I really don't even begin to understand all the lore surrounding the Warcraft Universe. There is simply so much going on. To be quite Frank, the system and the setting itself make very little sense to me. World of Warcraft is especially so. There seems to be a significant ammount of anachronism going on, what with massive cannons, zepelins, and motor cycle riding Minotaurs roving the streets of Orgrimar.
But, does it really matter that I don't get it? I don't really think so. It seems to me that when you get into playing a video game, you are able to suspend a lot of your sense of disbelief about the world. What you are seeing is what is there. If it weren't supposed to be there, it wouldn't be. When it comes to me playing WoW, I don't have any problem with the fact that a whole lot of settings, styles, and themes are all mashed together.

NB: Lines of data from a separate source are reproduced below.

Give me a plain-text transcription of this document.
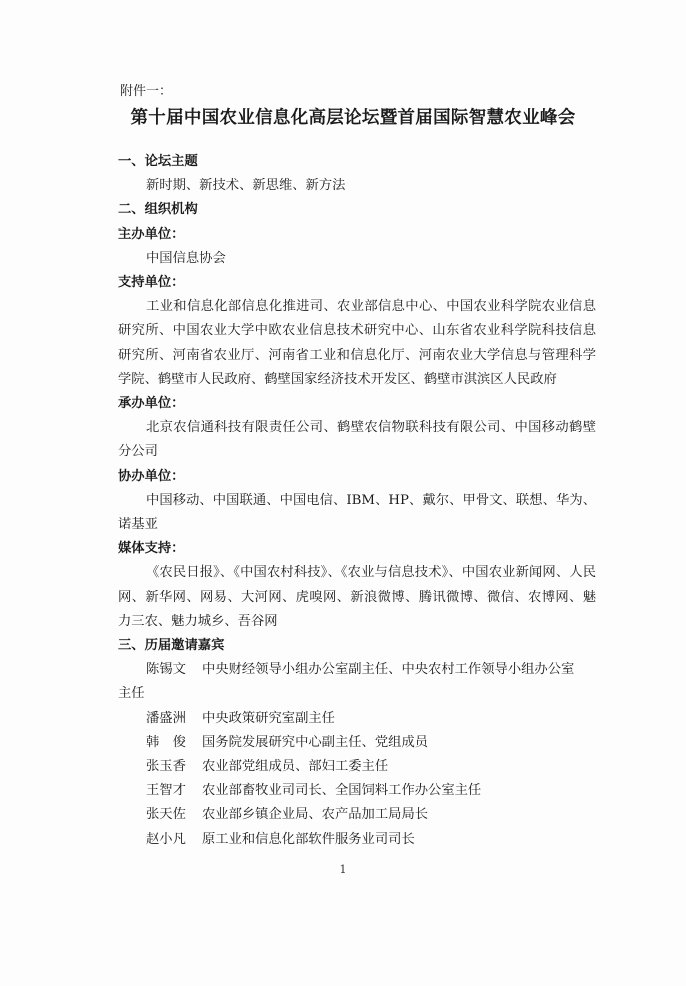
附件一：
第十届中国农业信息化高层论坛暨首届国际智慧农业峰会
一、论坛主题
新时期、新技术、新思维、新方法
二、组织机构
主办单位：
中国信息协会
支持单位：
工业和信息化部信息化推进司、农业部信息中心、中国农业科学院农业信息研究所、中国农业大学中欧农业信息技术研究中心、山东省农业科学院科技信息研究所、河南省农业厅、河南省工业和信息化厅、河南农业大学信息与管理科学学院、鹤壁市人民政府、鹤壁国家经济技术开发区、鹤壁市淇滨区人民政府
承办单位：
北京农信通科技有限责任公司、鹤壁农信物联科技有限公司、中国移动鹤壁分公司
协办单位：
中国移动、中国联通、中国电信、IBM、HP、戴尔、甲骨文、联想、华为、诺基亚
媒体支持：
《农民日报》、《中国农村科技》、《农业与信息技术》、中国农业新闻网、人民网、新华网、网易、大河网、虎嗅网、新浪微博、腾讯微博、微信、农博网、魅力三农、魅力城乡、吾谷网
三、历届邀请嘉宾
陈锡文	中央财经领导小组办公室副主任、中央农村工作领导小组办公室
主任
潘盛洲	中央政策研究室副主任
韩　俊	国务院发展研究中心副主任、党组成员
张玉香	农业部党组成员、部妇工委主任
王智才	农业部畜牧业司司长、全国饲料工作办公室主任
张天佐	农业部乡镇企业局、农产品加工局局长
赵小凡	原工业和信息化部软件服务业司司长
1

Becuase it is fun. I get a huge kick out of whatching a goblin parachute from a falling helicopter. I also get a huge kick out of summoning my vanity pet rocket-bot (which I think I got for Xmas one year). I do not however ask many questions about the world. I take it for what it is and I am grateful for that.
However, with role playing, and especially with games like D&D, the setting really matters. In order to develop a sense of immersion into the setting, I think a lot of people maintain that it is necessary for that setting to make sense. Players will question things that don't seem right. I believe everyone DM has had that moment where they have to think of an NPC name of the top of their head and come up with BoB the Half-Orc. This kind of extemporaneous NPC naming tends to ruin some people's gaming experience.
But, does it really have to?
If we are playing in a fantasy world, does the setting need to made perfect sense? With magic, or steampunk, or even cyberpunk elements, just about anything becomes possible. Is there really a need to explain how every little thing works, or, why every little thing is the way that it is?
If I want to throw some fantastic encounter on a flying city together and have the players go there, do I need to explain how the city is flying? why it is in this particular portion of the sky, or how it moves?
I don't think you should have to. This may just be my preference, but I don't really have a problem suspending disbelief even when it comes to Pen and Paper gaming. However, I don't really know how other people feel about this. What do you think? Does the setting need to make sense?